Turcja wobec wojny w Ukrainie. „Strategiczna autonomia” Ankary.

Turcja, będąca jednym z najważniejszych państw członkowskich Sojuszu Północnoatlantyckiego wybrała w obliczu inwazji Rosji na Ukrainę „strategiczną autonomię”. Władze tureckie potępiły wojnę, ale również sankcje nałożone przez Europę i Stany Zjednoczone na Rosję. Firmy tureckie sprzedają znakomite drony wojskowe Ukrainie, ale jednocześnie Ankara aranżuje negocjacje pomiędzy Kijowem a Moskwą na swoim terytorium. Turcja twierdzi, że nie może zrezygnować z więzi z żadną ze stron konfliktu.

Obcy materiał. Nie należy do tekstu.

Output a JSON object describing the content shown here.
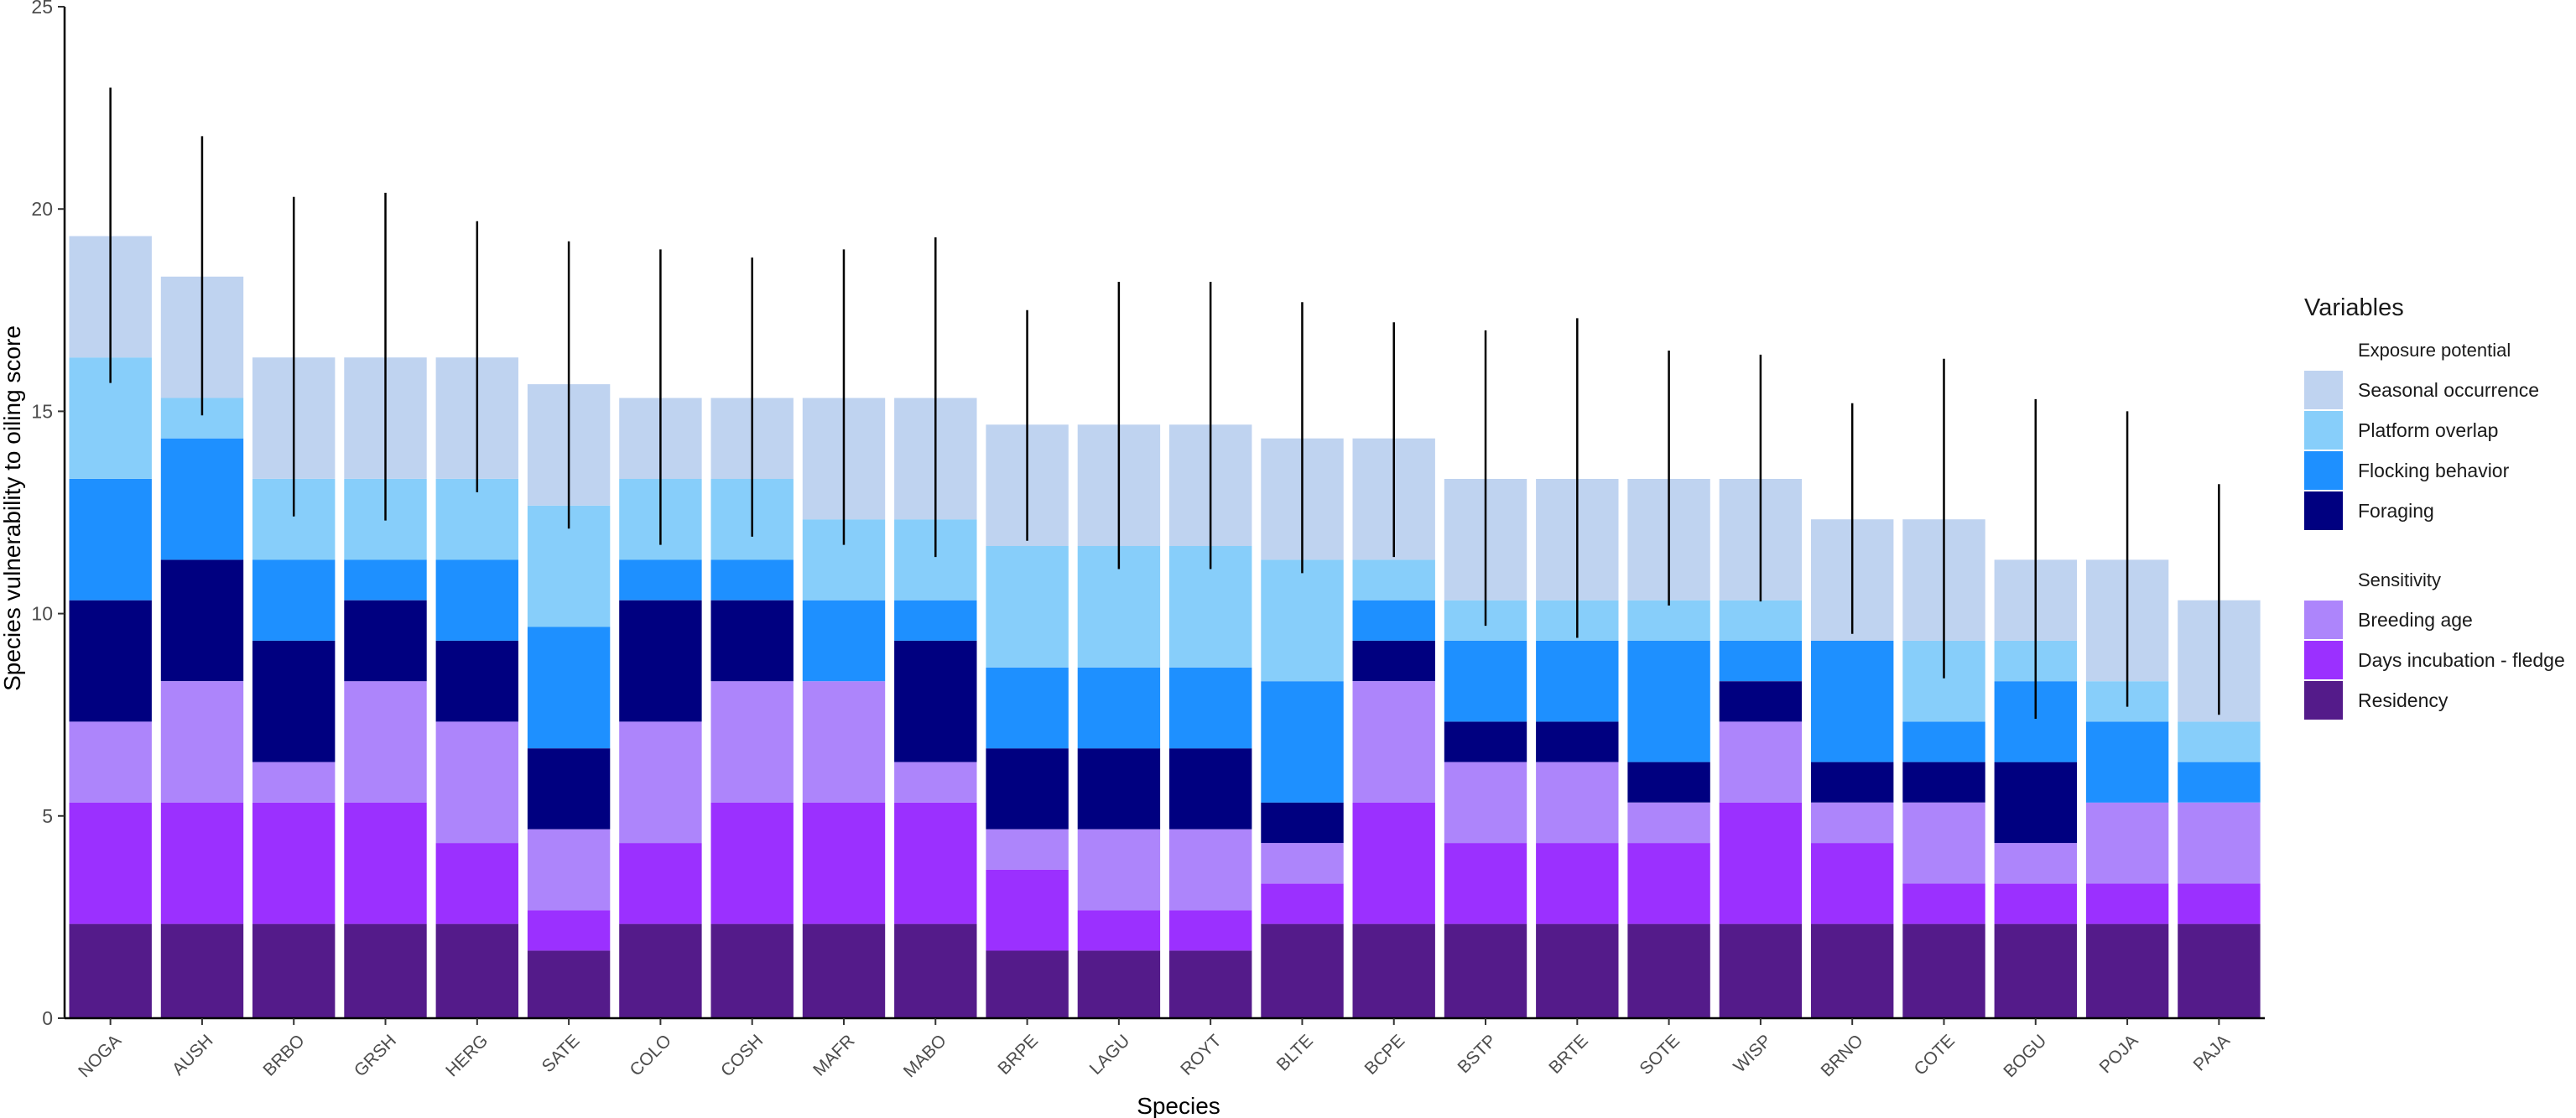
{
  "chart_data": {
    "type": "bar",
    "stacked": true,
    "xlabel": "Species",
    "ylabel": "Species vulnerability to oiling score",
    "ylim": [
      0,
      25
    ],
    "yticks": [
      0,
      5,
      10,
      15,
      20,
      25
    ],
    "categories": [
      "NOGA",
      "AUSH",
      "BRBO",
      "GRSH",
      "HERG",
      "SATE",
      "COLO",
      "COSH",
      "MAFR",
      "MABO",
      "BRPE",
      "LAGU",
      "ROYT",
      "BLTE",
      "BCPE",
      "BSTP",
      "BRTE",
      "SOTE",
      "WISP",
      "BRNO",
      "COTE",
      "BOGU",
      "POJA",
      "PAJA"
    ],
    "series": [
      {
        "name": "Residency",
        "color": "#541b8a",
        "values": [
          2.33,
          2.33,
          2.33,
          2.33,
          2.33,
          1.67,
          2.33,
          2.33,
          2.33,
          2.33,
          1.67,
          1.67,
          1.67,
          2.33,
          2.33,
          2.33,
          2.33,
          2.33,
          2.33,
          2.33,
          2.33,
          2.33,
          2.33,
          2.33
        ]
      },
      {
        "name": "Days incubation - fledge",
        "color": "#9b30ff",
        "values": [
          3,
          3,
          3,
          3,
          2,
          1,
          2,
          3,
          3,
          3,
          2,
          1,
          1,
          1,
          3,
          2,
          2,
          2,
          3,
          2,
          1,
          1,
          1,
          1
        ]
      },
      {
        "name": "Breeding age",
        "color": "#ad85fb",
        "values": [
          2,
          3,
          1,
          3,
          3,
          2,
          3,
          3,
          3,
          1,
          1,
          2,
          2,
          1,
          3,
          2,
          2,
          1,
          2,
          1,
          2,
          1,
          2,
          2
        ]
      },
      {
        "name": "Foraging",
        "color": "#000080",
        "values": [
          3,
          3,
          3,
          2,
          2,
          2,
          3,
          2,
          0,
          3,
          2,
          2,
          2,
          1,
          1,
          1,
          1,
          1,
          1,
          1,
          1,
          2,
          0,
          0
        ]
      },
      {
        "name": "Flocking behavior",
        "color": "#1e90ff",
        "values": [
          3,
          3,
          2,
          1,
          2,
          3,
          1,
          1,
          2,
          1,
          2,
          2,
          2,
          3,
          1,
          2,
          2,
          3,
          1,
          3,
          1,
          2,
          2,
          1
        ]
      },
      {
        "name": "Platform overlap",
        "color": "#87cefa",
        "values": [
          3,
          1,
          2,
          2,
          2,
          3,
          2,
          2,
          2,
          2,
          3,
          3,
          3,
          3,
          1,
          1,
          1,
          1,
          1,
          0,
          2,
          1,
          1,
          1
        ]
      },
      {
        "name": "Seasonal occurrence",
        "color": "#bfd3f0",
        "values": [
          3,
          3,
          3,
          3,
          3,
          3,
          2,
          2,
          3,
          3,
          3,
          3,
          3,
          3,
          3,
          3,
          3,
          3,
          3,
          3,
          3,
          2,
          3,
          3
        ]
      }
    ],
    "totals": [
      19.33,
      18.33,
      16.33,
      16.33,
      16.33,
      15.67,
      15.33,
      15.33,
      15.33,
      15.33,
      14.67,
      14.67,
      14.67,
      14.33,
      14.33,
      13.33,
      13.33,
      13.33,
      13.33,
      12.33,
      12.33,
      11.33,
      11.33,
      10.33
    ],
    "error_bars": [
      {
        "low": 15.7,
        "high": 23
      },
      {
        "low": 14.9,
        "high": 21.8
      },
      {
        "low": 12.4,
        "high": 20.3
      },
      {
        "low": 12.3,
        "high": 20.4
      },
      {
        "low": 13.0,
        "high": 19.7
      },
      {
        "low": 12.1,
        "high": 19.2
      },
      {
        "low": 11.7,
        "high": 19.0
      },
      {
        "low": 11.9,
        "high": 18.8
      },
      {
        "low": 11.7,
        "high": 19.0
      },
      {
        "low": 11.4,
        "high": 19.3
      },
      {
        "low": 11.8,
        "high": 17.5
      },
      {
        "low": 11.1,
        "high": 18.2
      },
      {
        "low": 11.1,
        "high": 18.2
      },
      {
        "low": 11.0,
        "high": 17.7
      },
      {
        "low": 11.4,
        "high": 17.2
      },
      {
        "low": 9.7,
        "high": 17.0
      },
      {
        "low": 9.4,
        "high": 17.3
      },
      {
        "low": 10.2,
        "high": 16.5
      },
      {
        "low": 10.3,
        "high": 16.4
      },
      {
        "low": 9.5,
        "high": 15.2
      },
      {
        "low": 8.4,
        "high": 16.3
      },
      {
        "low": 7.4,
        "high": 15.3
      },
      {
        "low": 7.7,
        "high": 15.0
      },
      {
        "low": 7.5,
        "high": 13.2
      }
    ],
    "legend": {
      "title": "Variables",
      "position": "right",
      "groups": [
        {
          "title": "Exposure potential",
          "items": [
            "Seasonal occurrence",
            "Platform overlap",
            "Flocking behavior",
            "Foraging"
          ]
        },
        {
          "title": "Sensitivity",
          "items": [
            "Breeding age",
            "Days incubation - fledge",
            "Residency"
          ]
        }
      ]
    }
  }
}
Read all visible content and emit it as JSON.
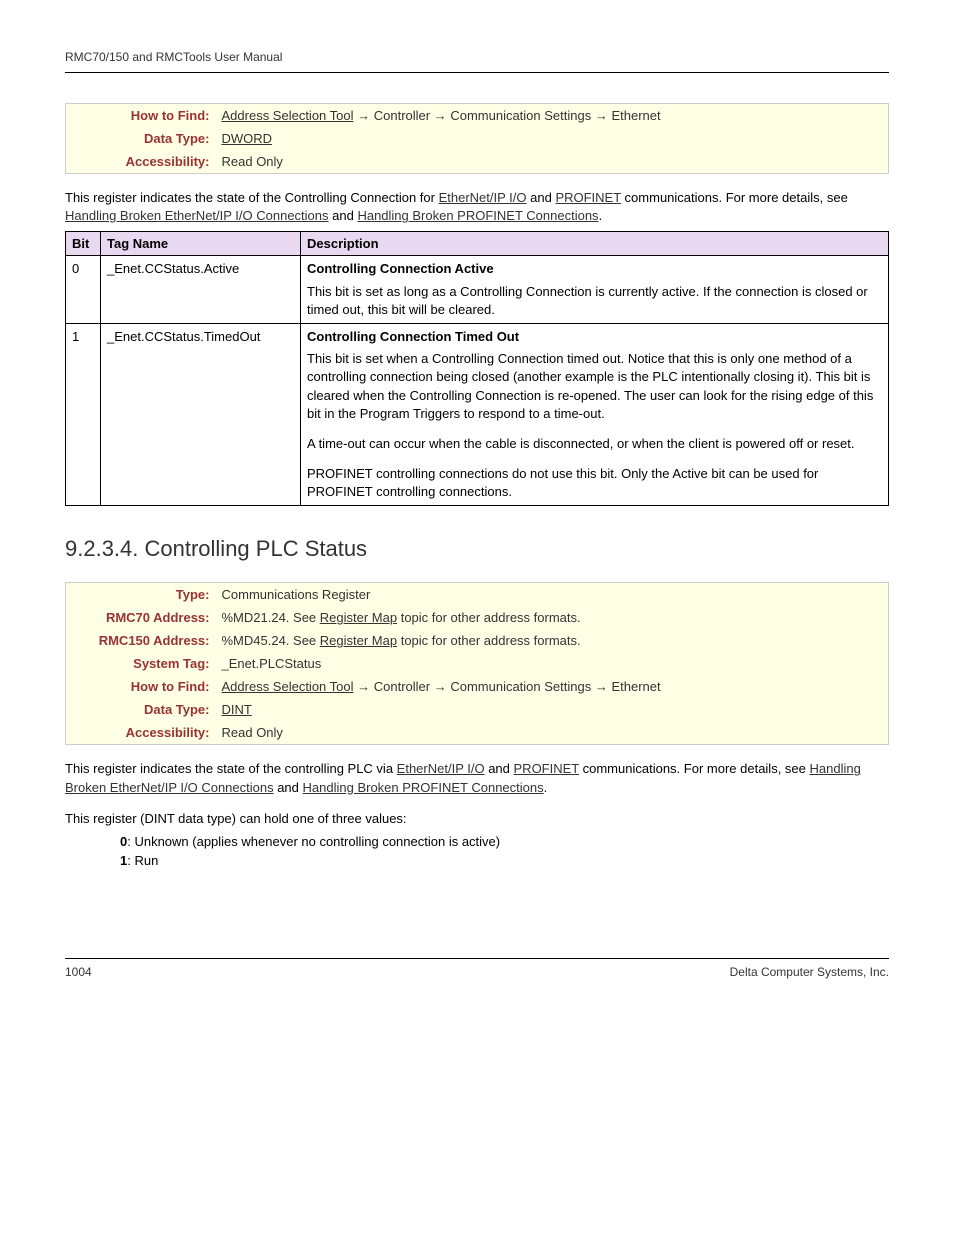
{
  "document": {
    "header": "RMC70/150 and RMCTools User Manual",
    "page_number": "1004",
    "footer_company": "Delta Computer Systems, Inc."
  },
  "info_box_1": {
    "rows": [
      {
        "label": "How to Find:",
        "value_html": "<span class='link'>Address Selection Tool</span> <span class='arrow'>→</span> Controller <span class='arrow'>→</span> Communication Settings <span class='arrow'>→</span> Ethernet"
      },
      {
        "label": "Data Type:",
        "value_html": "<span class='link'>DWORD</span>"
      },
      {
        "label": "Accessibility:",
        "value_html": "Read Only"
      }
    ]
  },
  "description_1": {
    "text_html": "This register indicates the state of the Controlling Connection for <span class='link'>EtherNet/IP I/O</span> and <span class='link'>PROFINET</span> communications. For more details, see <span class='link'>Handling Broken EtherNet/IP I/O Connections</span> and <span class='link'>Handling Broken PROFINET Connections</span>."
  },
  "bit_table": {
    "headers": [
      "Bit",
      "Tag Name",
      "Description"
    ],
    "rows": [
      {
        "bit": "0",
        "tag": "_Enet.CCStatus.Active",
        "title": "Controlling Connection Active",
        "paras": [
          "This bit is set as long as a Controlling Connection is currently active. If the connection is closed or timed out, this bit will be cleared."
        ]
      },
      {
        "bit": "1",
        "tag": "_Enet.CCStatus.TimedOut",
        "title": "Controlling Connection Timed Out",
        "paras": [
          "This bit is set when a Controlling Connection timed out. Notice that this is only one method of a controlling connection being closed (another example is the PLC intentionally closing it). This bit is cleared when the Controlling Connection is re-opened. The user can look for the rising edge of this bit in the Program Triggers to respond to a time-out.",
          "A time-out can occur when the cable is disconnected, or when the client is powered off or reset.",
          "PROFINET controlling connections do not use this bit. Only the Active bit can be used for PROFINET controlling connections."
        ]
      }
    ]
  },
  "section_heading": "9.2.3.4. Controlling PLC Status",
  "info_box_2": {
    "rows": [
      {
        "label": "Type:",
        "value_html": "Communications Register"
      },
      {
        "label": "RMC70 Address:",
        "value_html": "%MD21.24. See <span class='link'>Register Map</span> topic for other address formats."
      },
      {
        "label": "RMC150 Address:",
        "value_html": "%MD45.24. See <span class='link'>Register Map</span> topic for other address formats."
      },
      {
        "label": "System Tag:",
        "value_html": "_Enet.PLCStatus"
      },
      {
        "label": "How to Find:",
        "value_html": "<span class='link'>Address Selection Tool</span> <span class='arrow'>→</span> Controller <span class='arrow'>→</span> Communication Settings <span class='arrow'>→</span> Ethernet"
      },
      {
        "label": "Data Type:",
        "value_html": "<span class='link'>DINT</span>"
      },
      {
        "label": "Accessibility:",
        "value_html": "Read Only"
      }
    ]
  },
  "description_2": {
    "text_html": "This register indicates the state of the controlling PLC via <span class='link'>EtherNet/IP I/O</span> and <span class='link'>PROFINET</span> communications. For more details, see <span class='link'>Handling Broken EtherNet/IP I/O Connections</span> and <span class='link'>Handling Broken PROFINET Connections</span>."
  },
  "description_3": "This register (DINT data type) can hold one of three values:",
  "value_list": [
    {
      "num": "0",
      "text": ": Unknown (applies whenever no controlling connection is active)"
    },
    {
      "num": "1",
      "text": ": Run"
    }
  ],
  "colors": {
    "info_bg": "#ffffe5",
    "label_color": "#993333",
    "bit_header_bg": "#e8d8f0"
  }
}
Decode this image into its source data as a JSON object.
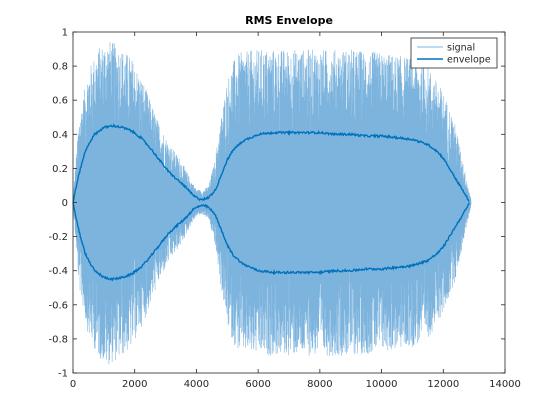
{
  "chart_data": {
    "type": "line",
    "title": "RMS Envelope",
    "xlabel": "",
    "ylabel": "",
    "xlim": [
      0,
      14000
    ],
    "ylim": [
      -1,
      1
    ],
    "xticks": [
      0,
      2000,
      4000,
      6000,
      8000,
      10000,
      12000,
      14000
    ],
    "xtick_labels": [
      "0",
      "2000",
      "4000",
      "6000",
      "8000",
      "10000",
      "12000",
      "14000"
    ],
    "yticks": [
      -1,
      -0.8,
      -0.6,
      -0.4,
      -0.2,
      0,
      0.2,
      0.4,
      0.6,
      0.8,
      1
    ],
    "ytick_labels": [
      "-1",
      "-0.8",
      "-0.6",
      "-0.4",
      "-0.2",
      "0",
      "0.2",
      "0.4",
      "0.6",
      "0.8",
      "1"
    ],
    "grid": false,
    "legend_position": "top-right",
    "series": [
      {
        "name": "signal",
        "color": "#7db4de",
        "style": "dense-oscillation",
        "peak_envelope": {
          "x": [
            0,
            200,
            500,
            800,
            1100,
            1500,
            1900,
            2300,
            2700,
            3100,
            3500,
            3800,
            4000,
            4200,
            4400,
            4600,
            4800,
            5000,
            5200,
            5400,
            6000,
            7000,
            8000,
            9000,
            10000,
            11000,
            11500,
            12000,
            12400,
            12800,
            12900
          ],
          "y": [
            0.02,
            0.5,
            0.78,
            0.9,
            0.96,
            0.92,
            0.85,
            0.7,
            0.5,
            0.35,
            0.25,
            0.14,
            0.08,
            0.07,
            0.1,
            0.25,
            0.5,
            0.72,
            0.83,
            0.88,
            0.9,
            0.9,
            0.9,
            0.9,
            0.88,
            0.85,
            0.8,
            0.65,
            0.45,
            0.1,
            0.02
          ]
        }
      },
      {
        "name": "envelope",
        "color": "#0072bd",
        "style": "symmetric-envelope",
        "x": [
          0,
          100,
          200,
          300,
          400,
          500,
          700,
          1000,
          1300,
          1600,
          1900,
          2200,
          2500,
          2800,
          3100,
          3400,
          3600,
          3800,
          3900,
          4000,
          4100,
          4200,
          4300,
          4400,
          4500,
          4600,
          4700,
          4800,
          5000,
          5200,
          5500,
          6000,
          6500,
          7000,
          7500,
          8000,
          8500,
          9000,
          9500,
          10000,
          10500,
          11000,
          11500,
          11800,
          12000,
          12200,
          12400,
          12600,
          12700,
          12800,
          12850
        ],
        "y": [
          0.0,
          0.09,
          0.17,
          0.24,
          0.3,
          0.34,
          0.4,
          0.44,
          0.45,
          0.44,
          0.42,
          0.38,
          0.32,
          0.25,
          0.18,
          0.13,
          0.1,
          0.06,
          0.04,
          0.03,
          0.02,
          0.02,
          0.02,
          0.03,
          0.05,
          0.07,
          0.11,
          0.16,
          0.25,
          0.31,
          0.36,
          0.4,
          0.41,
          0.41,
          0.41,
          0.41,
          0.4,
          0.4,
          0.39,
          0.39,
          0.38,
          0.37,
          0.34,
          0.3,
          0.26,
          0.2,
          0.14,
          0.08,
          0.05,
          0.02,
          0.0
        ]
      }
    ]
  }
}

Turcja uzależniona jest od dostaw gazu, ropy i zboża z Rosji, ale także od milionów turystów z tego kraju, którzy co roku spędzają wakacje na tureckich plażach. Jednocześnie, Ankara utrzymuje „przyjacielskie” relacje z Ukrainą, nie uznała aneksji Krymu, i zablokowała dla Rosjan swoje cieśniny. Władze tureckie realizują swoistą „Realpolitik”: targują się z Zachodem o członkostwo Finlandii i Szwecji w NATO, a Rosji grożą nową operacją wojskową w Syrii. Wszystko to odbywa się w atmosferze kampanii politycznej, bo w 2023 r. odbędą się w Turcji zarówno wybory parlamentarne jak i prezydenckie. Tymczasem sytuacja gospodarcza państwa jest bardzo trudna, inflacja szaleje, a wpływy z inwestycji spadają.

 

KRYZYS GOSPODARCZY I WIĘZI Z ROSJĄ

Turcja przeżywa najpoważniejszy kryzys gospodarczy od dwudziestu lat, a zatem od kiedy prezydent Recep Tayyip Erdogan jest u władzy. Paradoks sytuacji polega na tym, że Erdogan doprowadził do wyjścia Turcji z odziedziczonej po poprzednikach zapaści gospodarczej i wejścia na drogę imponującego rozwoju na początku XXI wieku. Obecnie jednak polityka gospodarcza rządu tureckiego niekoniecznie ułatwia poradzenie sobie z zapaścią gospodarczą.  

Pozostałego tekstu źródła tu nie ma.